ここは国際異常現象捜査局本部のカフェテリアだ。
IBAIきっての腕利き捜査官紫雲英俊は、お世辞にも美味しいとは言えない食堂で、昼食を何にするか頭を抱えていた。
体のことを考えるならば、たんぱく質が豊富で、脂質は少なめな鶏肉を選びたいところだ。
英俊は自分の体を見下ろして、夜のトレーニングメニューを頭の中で変更すると、本日のおススメと書かれた、茄子のマカロニグラタンとパン、オニオンスープをトレーに乗せた。
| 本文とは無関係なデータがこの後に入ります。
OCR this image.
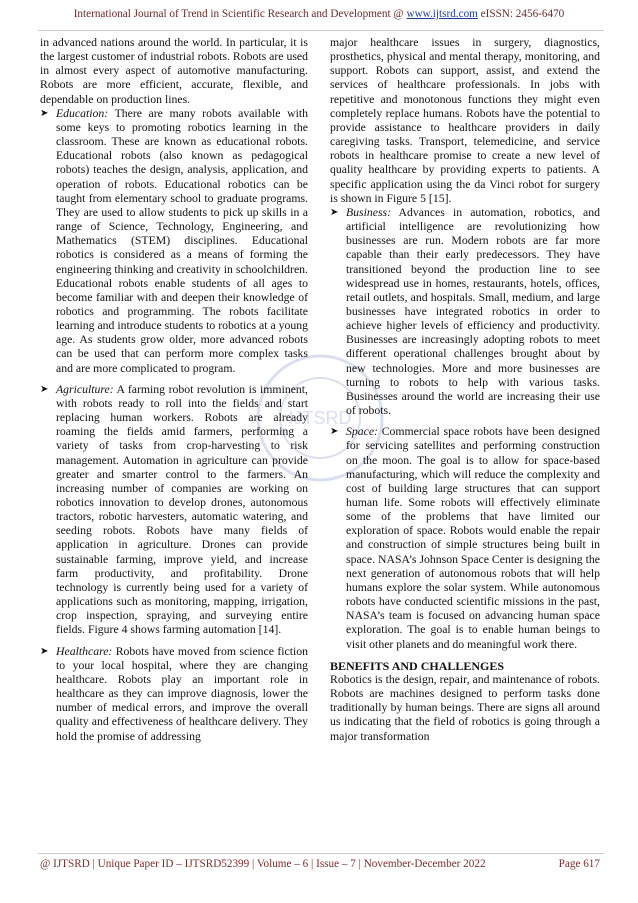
International Journal of Trend in Scientific Research and Development @ www.ijtsrd.com eISSN: 2456-6470
IJTSRD

in advanced nations around the world. In particular, it is the largest customer of industrial robots. Robots are used in almost every aspect of automotive manufacturing. Robots are more efficient, accurate, flexible, and dependable on production lines.

➤ Education: There are many robots available with some keys to promoting robotics learning in the classroom. These are known as educational robots. Educational robots (also known as pedagogical robots) teaches the design, analysis, application, and operation of robots. Educational robotics can be taught from elementary school to graduate programs. They are used to allow students to pick up skills in a range of Science, Technology, Engineering, and Mathematics (STEM) disciplines. Educational robotics is considered as a means of forming the engineering thinking and creativity in schoolchildren. Educational robots enable students of all ages to become familiar with and deepen their knowledge of robotics and programming. The robots facilitate learning and introduce students to robotics at a young age. As students grow older, more advanced robots can be used that can perform more complex tasks and are more complicated to program.
➤ Agriculture: A farming robot revolution is imminent, with robots ready to roll into the fields and start replacing human workers. Robots are already roaming the fields amid farmers, performing a variety of tasks from crop-harvesting to risk management. Automation in agriculture can provide greater and smarter control to the farmers. An increasing number of companies are working on robotics innovation to develop drones, autonomous tractors, robotic harvesters, automatic watering, and seeding robots. Robots have many fields of application in agriculture. Drones can provide sustainable farming, improve yield, and increase farm productivity, and profitability. Drone technology is currently being used for a variety of applications such as monitoring, mapping, irrigation, crop inspection, spraying, and surveying entire fields. Figure 4 shows farming automation [14].
➤ Healthcare: Robots have moved from science fiction to your local hospital, where they are changing healthcare. Robots play an important role in healthcare as they can improve diagnosis, lower the number of medical errors, and improve the overall quality and effectiveness of healthcare delivery. They hold the promise of addressing

major healthcare issues in surgery, diagnostics, prosthetics, physical and mental therapy, monitoring, and support. Robots can support, assist, and extend the services of healthcare professionals. In jobs with repetitive and monotonous functions they might even completely replace humans. Robots have the potential to provide assistance to healthcare providers in daily caregiving tasks. Transport, telemedicine, and service robots in healthcare promise to create a new level of quality healthcare by providing experts to patients. A specific application using the da Vinci robot for surgery is shown in Figure 5 [15].

➤ Business: Advances in automation, robotics, and artificial intelligence are revolutionizing how businesses are run. Modern robots are far more capable than their early predecessors. They have transitioned beyond the production line to see widespread use in homes, restaurants, hotels, offices, retail outlets, and hospitals. Small, medium, and large businesses have integrated robotics in order to achieve higher levels of efficiency and productivity. Businesses are increasingly adopting robots to meet different operational challenges brought about by new technologies. More and more businesses are turning to robots to help with various tasks. Businesses around the world are increasing their use of robots.
➤ Space: Commercial space robots have been designed for servicing satellites and performing construction on the moon. The goal is to allow for space-based manufacturing, which will reduce the complexity and cost of building large structures that can support human life. Some robots will effectively eliminate some of the problems that have limited our exploration of space. Robots would enable the repair and construction of simple structures being built in space. NASA’s Johnson Space Center is designing the next generation of autonomous robots that will help humans explore the solar system. While autonomous robots have conducted scientific missions in the past, NASA’s team is focused on advancing human space exploration. The goal is to enable human beings to visit other planets and do meaningful work there.

BENEFITS AND CHALLENGES

Robotics is the design, repair, and maintenance of robots. Robots are machines designed to perform tasks done traditionally by human beings. There are signs all around us indicating that the field of robotics is going through a major transformation

@ IJTSRD | Unique Paper ID – IJTSRD52399 | Volume – 6 | Issue – 7 | November-December 2022	Page 617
どの席に座ろうかと室内に目を走らせ、見知った顔を見つけた。
長い足を窮屈そうに折り曲げて、ドカッと椅子に座る。
「よお、今昼飯か?」
その男が俯いていた顔を、不機嫌そうに上げた。「ああ?」
彼は一ノ瀬蘭、同じくIBAI所属の捜査官で、英俊が主任を務めるチームのメンバーだ。
「何だよ、機嫌が悪いな」
「何だ英俊か、悪い、今月の成績表をチェックしてた」蘭は手のひらサイズのテレグラフィーを閉じた。
「悪いのか?」
「今のところ俺たちのチームがトップだけど、2位との差があまりない」
蘭にとっては満足いく成績ではなかった。先月の点数よりも大きく下がりそうだった。
「まあトップならいいじゃないか、10月も残り僅かだ。抜かれることはないだろう」
あまりマメではない性格の英俊は、成績をあまり気にしたことが無かった。回ってきた事件と真摯に向き合い、チームのメンバーが、無傷で解決できれば、それでいいと思っていた。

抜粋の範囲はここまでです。